At Apple, we work every day to create products that enrich people's lives. Our Advertising Platforms group makes it possible for people around the world to easily access informative and imaginative content on their devices while helping publishers and developers promote and monetize their work.
Our technology and services power advertising in Apple News and Ads in the App Store. Our systems are highly-performant, deployed to handle high-volume events at scale, and set new standards for enabling effective advertising while protecting user privacy.
The Ad Platforms team is seeking a Senior Site Reliability Engineer for a great opportunity.
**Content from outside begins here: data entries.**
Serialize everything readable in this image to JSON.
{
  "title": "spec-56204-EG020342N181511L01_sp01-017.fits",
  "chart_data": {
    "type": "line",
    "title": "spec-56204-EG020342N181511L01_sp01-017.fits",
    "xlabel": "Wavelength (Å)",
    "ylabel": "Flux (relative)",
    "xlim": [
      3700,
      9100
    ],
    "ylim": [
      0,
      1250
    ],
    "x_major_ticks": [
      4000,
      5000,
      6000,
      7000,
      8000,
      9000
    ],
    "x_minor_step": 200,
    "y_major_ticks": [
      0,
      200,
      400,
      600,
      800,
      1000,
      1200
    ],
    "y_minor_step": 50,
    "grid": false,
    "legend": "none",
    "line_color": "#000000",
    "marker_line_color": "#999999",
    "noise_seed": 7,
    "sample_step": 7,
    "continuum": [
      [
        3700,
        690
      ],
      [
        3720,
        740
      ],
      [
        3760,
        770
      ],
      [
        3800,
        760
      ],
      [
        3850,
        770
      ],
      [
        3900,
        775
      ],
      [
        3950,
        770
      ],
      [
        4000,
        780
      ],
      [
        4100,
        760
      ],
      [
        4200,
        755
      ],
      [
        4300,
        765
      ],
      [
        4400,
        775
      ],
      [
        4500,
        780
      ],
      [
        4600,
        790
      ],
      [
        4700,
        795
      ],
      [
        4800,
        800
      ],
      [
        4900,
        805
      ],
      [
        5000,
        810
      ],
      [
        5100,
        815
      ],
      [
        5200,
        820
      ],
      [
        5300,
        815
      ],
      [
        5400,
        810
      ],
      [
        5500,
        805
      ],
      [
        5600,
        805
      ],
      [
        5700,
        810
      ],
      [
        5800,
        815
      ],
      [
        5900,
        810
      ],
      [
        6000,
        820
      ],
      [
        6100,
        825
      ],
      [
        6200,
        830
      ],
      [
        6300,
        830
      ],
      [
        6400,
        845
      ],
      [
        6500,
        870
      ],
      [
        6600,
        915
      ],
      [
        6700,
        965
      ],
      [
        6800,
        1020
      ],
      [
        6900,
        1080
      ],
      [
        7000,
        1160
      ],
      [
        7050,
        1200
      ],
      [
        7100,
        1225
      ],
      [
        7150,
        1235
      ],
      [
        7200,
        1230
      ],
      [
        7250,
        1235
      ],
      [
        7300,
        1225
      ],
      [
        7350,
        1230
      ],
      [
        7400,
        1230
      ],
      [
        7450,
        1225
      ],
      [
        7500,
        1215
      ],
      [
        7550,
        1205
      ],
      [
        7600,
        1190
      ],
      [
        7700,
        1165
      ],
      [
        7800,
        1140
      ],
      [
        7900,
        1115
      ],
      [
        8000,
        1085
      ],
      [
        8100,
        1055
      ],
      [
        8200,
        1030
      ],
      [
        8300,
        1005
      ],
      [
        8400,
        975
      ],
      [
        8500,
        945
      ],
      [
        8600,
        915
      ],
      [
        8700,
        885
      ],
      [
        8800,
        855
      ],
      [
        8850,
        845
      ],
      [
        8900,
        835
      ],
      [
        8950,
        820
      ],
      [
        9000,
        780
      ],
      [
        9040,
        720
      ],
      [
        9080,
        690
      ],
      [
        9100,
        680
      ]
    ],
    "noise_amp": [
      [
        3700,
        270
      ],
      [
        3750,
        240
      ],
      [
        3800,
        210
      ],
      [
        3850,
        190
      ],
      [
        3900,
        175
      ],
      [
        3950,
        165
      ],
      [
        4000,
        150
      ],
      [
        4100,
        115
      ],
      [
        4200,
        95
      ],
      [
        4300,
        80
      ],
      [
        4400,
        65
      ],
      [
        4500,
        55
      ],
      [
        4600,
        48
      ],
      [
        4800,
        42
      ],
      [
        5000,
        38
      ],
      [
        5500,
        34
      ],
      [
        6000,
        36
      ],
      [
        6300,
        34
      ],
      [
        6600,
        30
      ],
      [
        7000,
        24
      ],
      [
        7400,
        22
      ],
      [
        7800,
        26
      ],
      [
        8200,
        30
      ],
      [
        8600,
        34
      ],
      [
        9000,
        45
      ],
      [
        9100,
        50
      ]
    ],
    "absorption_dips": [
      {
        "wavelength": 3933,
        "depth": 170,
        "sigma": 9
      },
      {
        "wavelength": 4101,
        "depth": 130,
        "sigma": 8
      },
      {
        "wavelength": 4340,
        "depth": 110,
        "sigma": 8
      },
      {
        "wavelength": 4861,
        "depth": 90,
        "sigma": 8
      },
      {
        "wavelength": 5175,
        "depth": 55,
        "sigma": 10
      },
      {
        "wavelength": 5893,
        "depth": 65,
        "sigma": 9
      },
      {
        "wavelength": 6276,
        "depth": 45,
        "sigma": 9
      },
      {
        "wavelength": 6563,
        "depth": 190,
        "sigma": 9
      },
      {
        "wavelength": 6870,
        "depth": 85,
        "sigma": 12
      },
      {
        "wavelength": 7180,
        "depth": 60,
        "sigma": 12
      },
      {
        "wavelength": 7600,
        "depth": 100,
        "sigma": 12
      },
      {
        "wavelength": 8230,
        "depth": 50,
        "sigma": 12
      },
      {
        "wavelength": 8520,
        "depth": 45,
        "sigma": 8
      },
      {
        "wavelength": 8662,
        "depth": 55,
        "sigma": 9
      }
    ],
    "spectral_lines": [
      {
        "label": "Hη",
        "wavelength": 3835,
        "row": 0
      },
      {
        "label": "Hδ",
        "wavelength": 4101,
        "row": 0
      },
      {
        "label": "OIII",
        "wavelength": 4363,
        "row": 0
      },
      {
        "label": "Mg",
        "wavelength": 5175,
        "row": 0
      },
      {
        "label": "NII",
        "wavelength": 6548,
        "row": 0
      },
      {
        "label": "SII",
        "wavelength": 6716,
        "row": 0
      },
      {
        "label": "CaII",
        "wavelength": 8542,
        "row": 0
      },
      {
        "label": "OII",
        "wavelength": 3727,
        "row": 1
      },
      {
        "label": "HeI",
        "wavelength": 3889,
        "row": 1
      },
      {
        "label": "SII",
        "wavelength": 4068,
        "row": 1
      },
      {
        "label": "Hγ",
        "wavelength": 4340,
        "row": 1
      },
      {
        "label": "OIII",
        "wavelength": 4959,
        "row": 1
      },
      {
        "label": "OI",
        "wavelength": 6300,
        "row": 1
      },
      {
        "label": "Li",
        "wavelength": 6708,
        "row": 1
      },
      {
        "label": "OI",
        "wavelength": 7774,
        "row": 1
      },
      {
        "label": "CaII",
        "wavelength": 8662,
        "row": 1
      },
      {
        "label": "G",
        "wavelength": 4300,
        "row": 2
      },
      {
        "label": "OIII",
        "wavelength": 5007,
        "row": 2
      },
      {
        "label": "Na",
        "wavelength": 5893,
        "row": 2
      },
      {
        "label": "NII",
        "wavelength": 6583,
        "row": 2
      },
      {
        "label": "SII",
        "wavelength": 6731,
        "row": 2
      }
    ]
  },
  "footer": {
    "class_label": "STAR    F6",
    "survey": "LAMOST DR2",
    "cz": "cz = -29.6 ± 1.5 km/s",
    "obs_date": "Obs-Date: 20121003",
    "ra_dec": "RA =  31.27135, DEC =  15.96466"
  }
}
Our mission is to enable Ad Platforms to deliver advertisements in a reliable and scalable way that results in awesome user experiences.
As a Site Reliability Engineer, you will be responsible for providing the platform for mission-critical ad-tech systems to maintain constant uptime, scale seamlessly, and allow for new applications and services to flourish.
The successful candidate will be highly self-motivated and passionate about excellence, quality, and detail. The SRE will not only support operations but also work closely with the developers and architects within the team to aid in the design and assist with the implementation to improve stability, security, and scalability.
Key Qualifications
5+ years managing clustered services, distributed systems, and production data stores
Expert understanding in Linux based systems and deep expertise in Hadoop/YARN/Spark based technologies
Hands-on experience with AWS/EMR, S3, Glue, Athena, and Kubernetes Infrastructure
Expertise in designing, implementing, and administering large Hadoop clusters and related Infrastructure such as Hive, Spark, HDFS, HBase, Oozie, Presto, Flume, Airflow and Zookeeper
Experience in managing the life cycle of data services from inception and design to deployment, operation, migration, administration, and sunsets
Experience in running Machine Learning pipelines (Training models, experimentation) and Jupyterhub/GPU compute/PyTorch Infrastructure
Cloudera CDH5/CDH6/CDP cluster management and prior capacity planning experience for large-scale multi-tenant clusters
Ability to code well in at least one language (Shell, Ruby, Python, Java, Perl)
Experience in setup/management of security infrastructure such as Kerberos
Good work attitude and tenacious troubleshooting/analytical skills
Multi-datacenter deployment / Disaster Recovery experience is a plus
Prior Advertising and related data pipeline (click stream, etc.) experience is a plus
Description
Design and implement scalable data platforms for our customer-facing services.
Monitor production, staging, test, and development environments for multiple teams in an agile/dynamic, fast-paced engineering organization.
Deploy and scale Hadoop infrastructure to support data pipeline and related services.
Build infrastructure capabilities to improve the resiliency and efficiency of the systems and services at scale.
Drive data infrastructure/pipeline, services, and upgrade/migration projects from start to finish.
Support in Hadoop / HDFS infrastructure day-today operations, administration, and maintenance.
Data cluster monitoring and troubleshooting.
Capacity planning, management, and troubleshooting for HDFS, YARN/MapReduce, and Spark workloads.
Participate in rotational on-call schedule.
Partner with program management, network engineering, and other cross-functional teams on larger initiatives.
Work simultaneously on multiple projects competing for your time and understand how to prioritize them accordingly.
Education & Experience
BS/MS in computer science or equivalent field.